The Russian-sponsored hacker group known as Gamaredon continues to attack Ukrainian organizations and remains one of the “key cyber threats” for Ukraine’s cyberspace, according to a report the Ukrainian government published Wednesday.
Ukraine claims that Gamaredon operates from the city of Sevastopol in Russia-occupied Crimea, but acts on orders from the FSB Center for Information Security in Moscow. The group began operations in June 2013, just months before Russia forcibly annexed the Crimean Peninsula from Ukraine.
In its recent campaigns against Ukraine, Gamaredon used variants of PowerShell info-stealer malware known as GammaLoad and GammaSteel.
These are custom-made information stealer implants that can exfiltrate files of specific extensions, steal user credentials and take screenshots of the victim’s computer, according to Ukraine’s State Cyber Protection Centre.

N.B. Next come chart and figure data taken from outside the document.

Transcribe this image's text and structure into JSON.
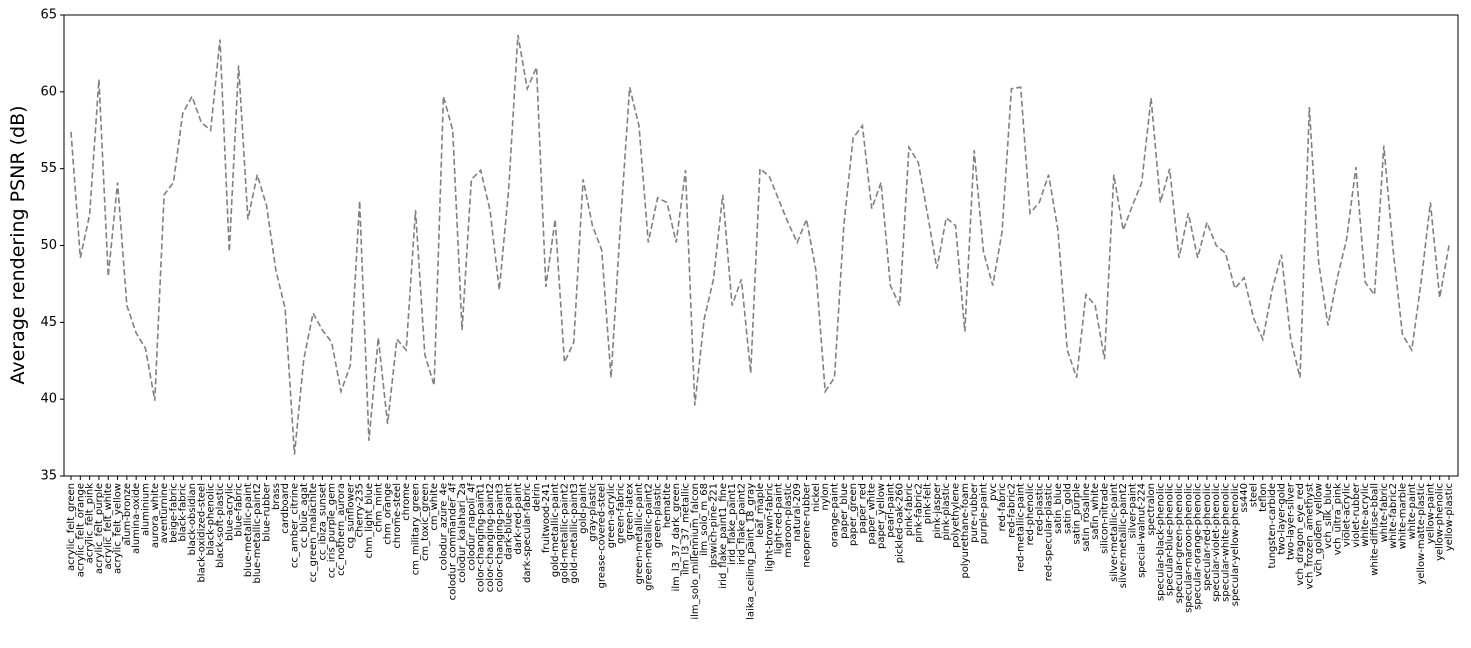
{
  "chart_data": {
    "type": "line",
    "y_label": "Average rendering PSNR (dB)",
    "categories": [
      "acrylic_felt_green",
      "acrylic_felt_orange",
      "acrylic_felt_pink",
      "acrylic_felt_purple",
      "acrylic_felt_white",
      "acrylic_felt_yellow",
      "alum-bronze",
      "alumina-oxide",
      "aluminium",
      "aurora_white",
      "aventurnine",
      "beige-fabric",
      "black-fabric",
      "black-obsidian",
      "black-oxidized-steel",
      "black-phenolic",
      "black-soft-plastic",
      "blue-acrylic",
      "blue-fabric",
      "blue-metallic-paint",
      "blue-metallic-paint2",
      "blue-rubber",
      "brass",
      "cardboard",
      "cc_amber_citrine",
      "cc_blue_agat",
      "cc_green_malachite",
      "cc_ibiza_sunset",
      "cc_iris_purple_gem",
      "cc_nothern_aurora",
      "cg_sunflower",
      "cherry-235",
      "chm_light_blue",
      "chm_mint",
      "chm_orange",
      "chrome-steel",
      "chrome",
      "cm_military_green",
      "cm_toxic_green",
      "cm_white",
      "colodur_azure_4e",
      "colodur_commander_4f",
      "colodur_kalahari_2a",
      "colodur_napoli_4f",
      "color-changing-paint1",
      "color-changing-paint2",
      "color-changing-paint3",
      "dark-blue-paint",
      "dark-red-paint",
      "dark-specular-fabric",
      "delrin",
      "fruitwood-241",
      "gold-metallic-paint",
      "gold-metallic-paint2",
      "gold-metallic-paint3",
      "gold-paint",
      "gray-plastic",
      "grease-covered-steel",
      "green-acrylic",
      "green-fabric",
      "green-latex",
      "green-metallic-paint",
      "green-metallic-paint2",
      "green-plastic",
      "hematite",
      "ilm_l3_37_dark_green",
      "ilm_l3_37_metallic",
      "ilm_solo_millennium_falcon",
      "ilm_solo_m_68",
      "ipswich-pine-221",
      "irid_flake_paint1_fine",
      "irid_flake_paint1",
      "irid_flake_paint2",
      "laika_ceiling_paint_18_gray",
      "leaf_maple",
      "light-brown-fabric",
      "light-red-paint",
      "maroon-plastic",
      "natural-209",
      "neoprene-rubber",
      "nickel",
      "nylon",
      "orange-paint",
      "paper_blue",
      "paper_green",
      "paper_red",
      "paper_white",
      "paper_yellow",
      "pearl-paint",
      "pickled-oak-260",
      "pink-fabric",
      "pink-fabric2",
      "pink-felt",
      "pink-jasper",
      "pink-plastic",
      "polyethylene",
      "polyurethane-foam",
      "pure-rubber",
      "purple-paint",
      "pvc",
      "red-fabric",
      "red-fabric2",
      "red-metallic-paint",
      "red-phenolic",
      "red-plastic",
      "red-specular-plastic",
      "satin_blue",
      "satin_gold",
      "satin_purple",
      "satin_rosaline",
      "satin_white",
      "silicon-nitrade",
      "silver-metallic-paint",
      "silver-metallic-paint2",
      "silver-paint",
      "special-walnut-224",
      "spectralon",
      "specular-black-phenolic",
      "specular-blue-phenolic",
      "specular-green-phenolic",
      "specular-maroon-phenolic",
      "specular-orange-phenolic",
      "specular-red-phenolic",
      "specular-violet-phenolic",
      "specular-white-phenolic",
      "specular-yellow-phenolic",
      "ss440",
      "steel",
      "teflon",
      "tungsten-carbide",
      "two-layer-gold",
      "two-layer-silver",
      "vch_dragon_eye_red",
      "vch_frozen_amethyst",
      "vch_golden_yellow",
      "vch_silk_blue",
      "vch_ultra_pink",
      "violet-acrylic",
      "violet-rubber",
      "white-acrylic",
      "white-diffuse-bball",
      "white-fabric",
      "white-fabric2",
      "white-marble",
      "white-paint",
      "yellow-matte-plastic",
      "yellow-paint",
      "yellow-phenolic",
      "yellow-plastic"
    ],
    "values": [
      57.4,
      49.2,
      52.0,
      60.8,
      48.0,
      54.1,
      46.1,
      44.3,
      43.3,
      39.9,
      53.3,
      54.1,
      58.6,
      59.7,
      58.0,
      57.5,
      63.4,
      49.6,
      61.7,
      51.7,
      54.6,
      52.6,
      48.4,
      45.9,
      36.4,
      42.6,
      45.6,
      44.5,
      43.7,
      40.5,
      42.2,
      52.9,
      37.3,
      44.0,
      38.4,
      43.9,
      43.2,
      52.3,
      42.9,
      40.9,
      59.7,
      57.5,
      44.5,
      54.3,
      54.9,
      52.3,
      47.1,
      53.6,
      63.7,
      60.2,
      61.6,
      47.3,
      51.7,
      42.4,
      43.7,
      54.3,
      51.3,
      49.7,
      41.4,
      51.3,
      60.3,
      57.8,
      50.2,
      53.1,
      52.8,
      50.2,
      54.9,
      39.6,
      45.2,
      47.8,
      53.3,
      46.1,
      47.8,
      41.7,
      55.0,
      54.5,
      53.0,
      51.5,
      50.2,
      51.7,
      48.4,
      40.5,
      41.4,
      51.3,
      57.0,
      57.8,
      52.4,
      54.1,
      47.4,
      46.1,
      56.4,
      55.4,
      52.0,
      48.5,
      51.8,
      51.3,
      44.4,
      56.2,
      49.6,
      47.4,
      50.9,
      60.2,
      60.3,
      52.1,
      52.8,
      54.6,
      51.0,
      43.2,
      41.4,
      46.8,
      46.1,
      42.6,
      54.6,
      51.0,
      52.6,
      54.1,
      59.6,
      52.8,
      55.0,
      49.2,
      52.1,
      49.2,
      51.5,
      50.0,
      49.5,
      47.2,
      47.9,
      45.3,
      43.9,
      47.1,
      49.4,
      43.9,
      41.4,
      59.0,
      48.9,
      44.8,
      47.9,
      50.4,
      55.1,
      47.6,
      46.8,
      56.5,
      49.7,
      44.2,
      43.2,
      47.6,
      52.8,
      46.6,
      50.0
    ],
    "color": "#808080",
    "dashed": true,
    "ylim": [
      35,
      65
    ],
    "yticks": [
      35,
      40,
      45,
      50,
      55,
      60,
      65
    ]
  }
}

According to the report, Gamaredon hackers have evolved throughout the war, improving their tactics and redeveloping used malware variants to stay undetected.
“Not a week goes by that we didn’t detect some new mass phishing email campaign with Gamaredon malware,” a CERT-UA spokesperson said.
In 2022, Ukraine registered more than 70 incidents related to the group, the agency said.
Gamaredon also attacks Ukraine’s allies. In late January, Latvia confirmed a phishing attack on its Ministry of Defense, linking it to the group.
Ukrainian cybersecurity officials described their attacks as intrusive and audacious, and said the group’s main purpose was “to conduct targeted cyberintelligence operations.”